Here is some (edited) transcript from an AEI symposium, via Jim Pethokoukis:
We’ve come up with great new ideas, took a little while to figure out how to use them and how to spread throughout the economy, and eventually they made big differences. Are we assuming that these new technologies are like the ones in the past and they’ll have that eventual impact?
I think the new innovations will be special in at least one significant way: A lot of them will not contribute that much to per capita GDP. So, if you take the mRNA vaccines, they’re influencing what would normally be called the “cyclical component.” If you think of older people as more likely to die from COVID-19 . . . by saving lives — I’m not suggesting per capita GDP will go down — but the impact on human welfare will be much greater than what would appear to be the long-term secular trend in GDP. Also, two of the big advances that might happen are a vaccine against HIV/AIDS and an effective vaccine against malaria. Those would be incredible advances for humanity, but I don’t know how much they would show up in US per capita GDP or productivity — possibly not really much at all.

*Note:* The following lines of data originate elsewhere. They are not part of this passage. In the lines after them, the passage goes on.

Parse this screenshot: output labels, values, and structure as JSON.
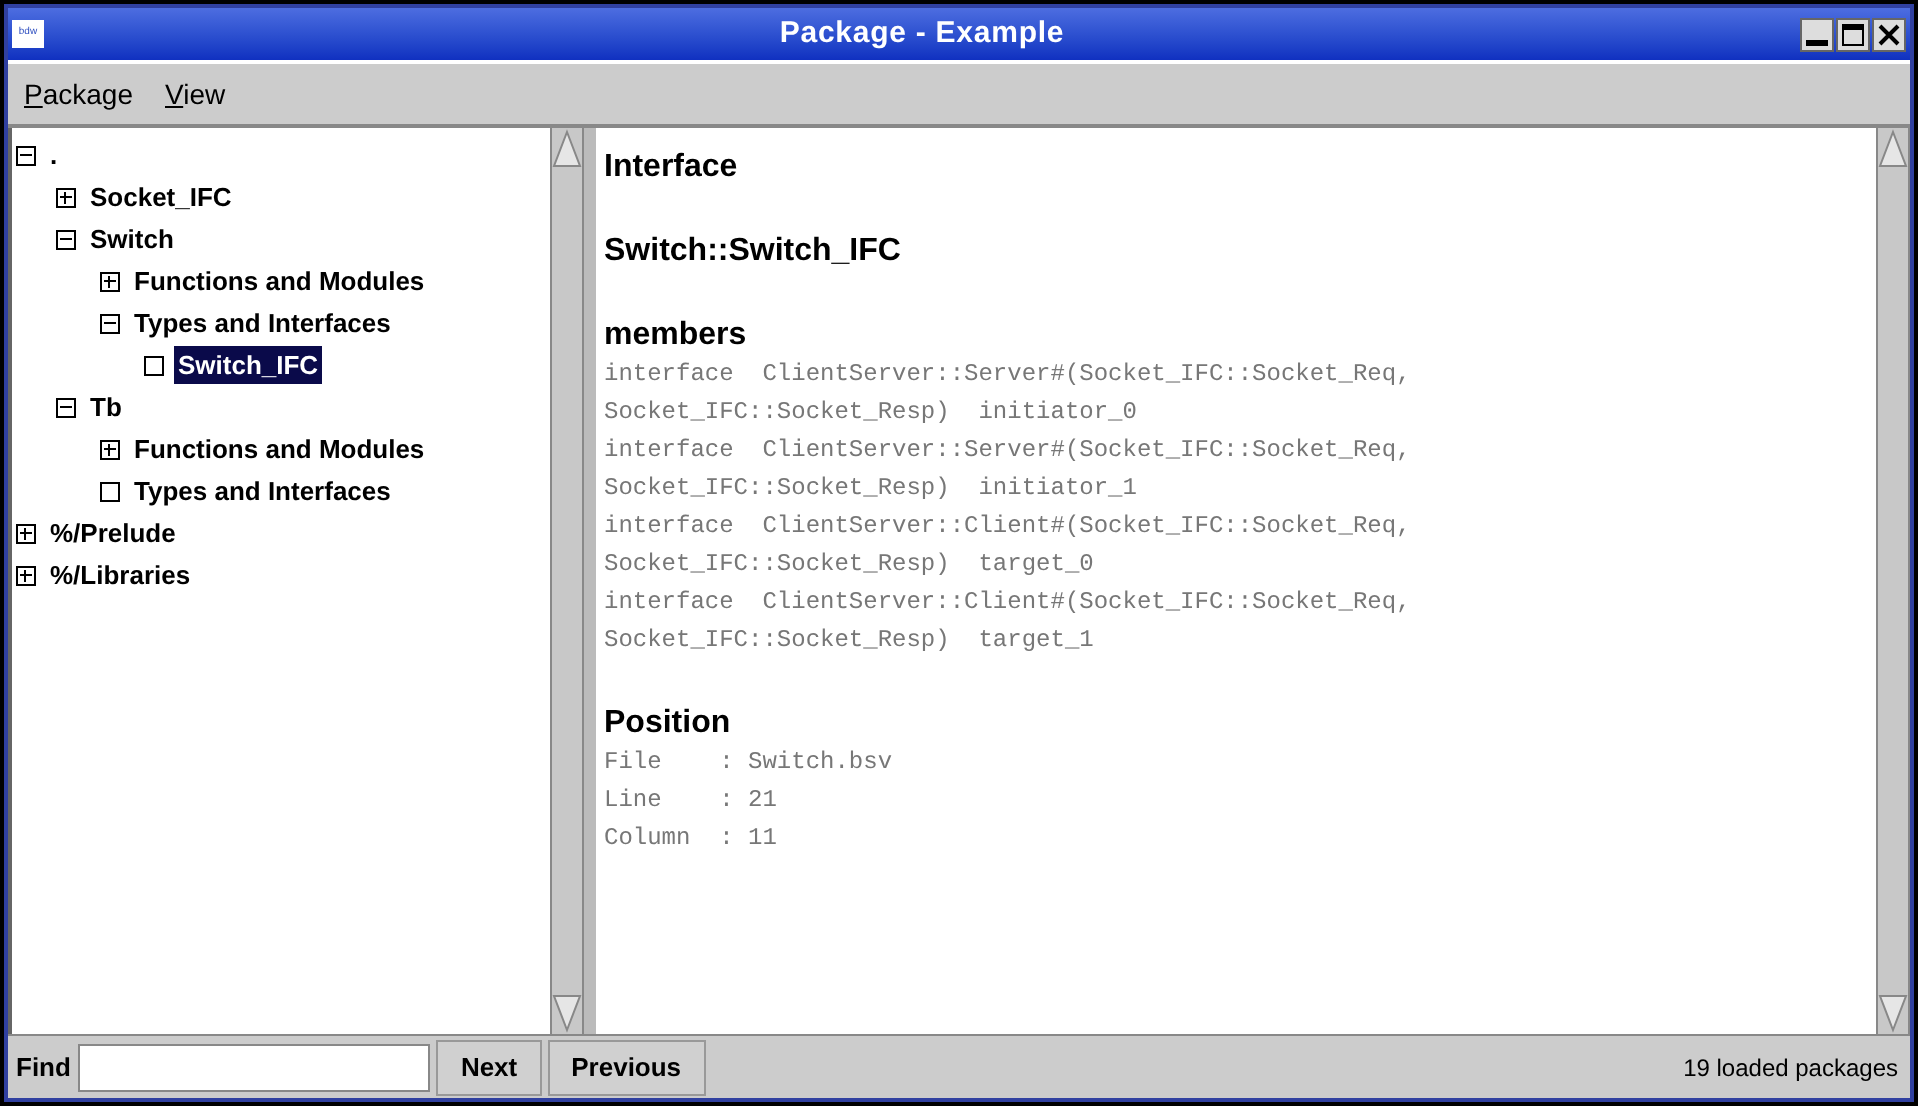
{
  "window": {
    "title": "Package - Example",
    "app_icon": "bdw"
  },
  "menu": [
    "Package",
    "View"
  ],
  "tree": [
    {
      "label": ".",
      "kind": "open",
      "selected": false,
      "children": [
        {
          "label": "Socket_IFC",
          "kind": "closed",
          "selected": false
        },
        {
          "label": "Switch",
          "kind": "open",
          "selected": false,
          "children": [
            {
              "label": "Functions and Modules",
              "kind": "closed",
              "selected": false
            },
            {
              "label": "Types and Interfaces",
              "kind": "open",
              "selected": false,
              "children": [
                {
                  "label": "Switch_IFC",
                  "kind": "leaf",
                  "selected": true
                }
              ]
            }
          ]
        },
        {
          "label": "Tb",
          "kind": "open",
          "selected": false,
          "children": [
            {
              "label": "Functions and Modules",
              "kind": "closed",
              "selected": false
            },
            {
              "label": "Types and Interfaces",
              "kind": "leaf",
              "selected": false
            }
          ]
        }
      ]
    },
    {
      "label": "%/Prelude",
      "kind": "closed",
      "selected": false
    },
    {
      "label": "%/Libraries",
      "kind": "closed",
      "selected": false
    }
  ],
  "sections": [
    {
      "heading": "Interface"
    },
    {
      "heading": "Switch::Switch_IFC"
    },
    {
      "heading": "members",
      "lines": [
        "interface  ClientServer::Server#(Socket_IFC::Socket_Req,",
        "Socket_IFC::Socket_Resp)  initiator_0",
        "interface  ClientServer::Server#(Socket_IFC::Socket_Req,",
        "Socket_IFC::Socket_Resp)  initiator_1",
        "interface  ClientServer::Client#(Socket_IFC::Socket_Req,",
        "Socket_IFC::Socket_Resp)  target_0",
        "interface  ClientServer::Client#(Socket_IFC::Socket_Req,",
        "Socket_IFC::Socket_Resp)  target_1"
      ]
    },
    {
      "heading": "Position",
      "lines": [
        "File    : Switch.bsv",
        "Line    : 21",
        "Column  : 11"
      ]
    }
  ],
  "find": {
    "label": "Find",
    "buttons": [
      "Next",
      "Previous"
    ]
  },
  "status": "19 loaded packages"
}
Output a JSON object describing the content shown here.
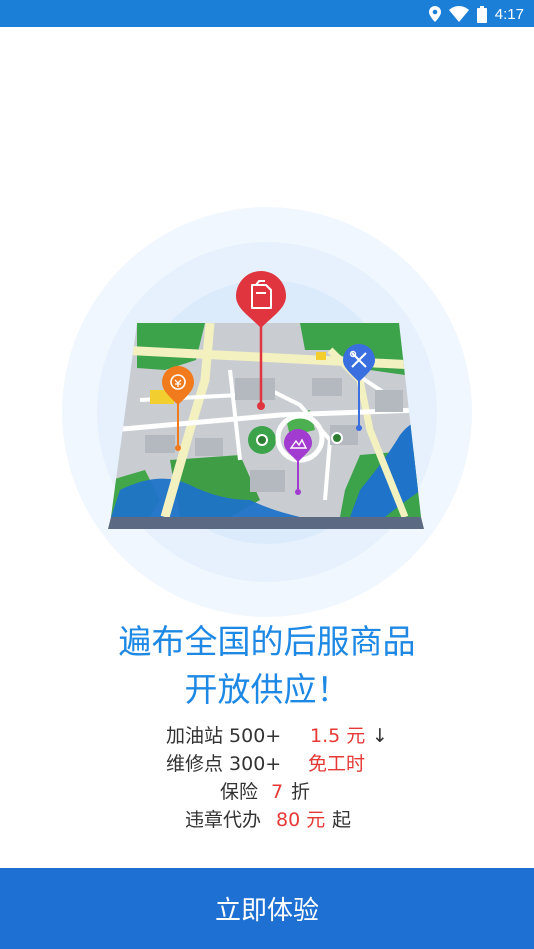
{
  "status_bar": {
    "time": "4:17",
    "icons": [
      "location-icon",
      "wifi-icon",
      "battery-icon"
    ]
  },
  "hero": {
    "pins": [
      "gas-can-icon",
      "tools-icon",
      "discount-icon",
      "insurance-icon"
    ],
    "colors": {
      "halo": "#e8f2fd",
      "road": "#f4f1c0",
      "park": "#3da34a",
      "water": "#1f73c8",
      "gas_pin": "#e0353f",
      "tools_pin": "#3a6fe0",
      "discount_pin": "#f07a1c",
      "insurance_pin": "#a23bcf"
    }
  },
  "headline": {
    "line1": "遍布全国的后服商品",
    "line2": "开放供应！"
  },
  "features": {
    "gas": {
      "label": "加油站 500+",
      "value": "1.5 元",
      "arrow": "↓"
    },
    "repair": {
      "label": "维修点 300+",
      "value": "免工时"
    },
    "insurance": {
      "label": "保险",
      "value": "7",
      "suffix": "折"
    },
    "violation": {
      "label": "违章代办",
      "value": "80 元",
      "suffix": "起"
    }
  },
  "cta": {
    "label": "立即体验"
  },
  "colors": {
    "brand_blue": "#1f70d3",
    "headline_blue": "#1e88e5",
    "highlight_red": "#e53935"
  }
}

The other new wave of innovations, which you could call green energy — again, you could be very optimistic about those, but the main thing they’re doing is helping us avoid a catastrophe. So they’re boosting GDP relative to a quite awful counterfactual of just continuing to burn coal and other fossil fuels. But I’m not sure we’ll feel we have higher standards of living relative to what we were used to simply because there’s a solar panel on your home. It might in some ways make your energy supply better, but again, it will be hidden by the counterfactual. So, it will be a very strange kind of technology boom when I look at the two main areas where I see a lot of progress.
If we go through a period where none of this stuff is really showing up in data and maybe it’s not obvious that people’s living standards are rising, do we risk having less societal tolerance for the kinds of disruptions that economic growth and progress naturally make?
Here’s one of my fears: The biomedical innovation progress is so fast but the rest of the economy stays relatively static, so we become older as a society more quickly than we had been expecting. You could have a lot more status quo bias — just more entrenchment, 10 years more of a problem — and we could, in a funny way, innovate ourselves into a tighter complacency and a tighter stagnation.
I’m not rooting against increases in life expectancy. Ceteris paribus, I would take them, obviously. But that said, you want to be careful about the order in which progress comes, and I’m not sure if we’re going to get it in an optimal order.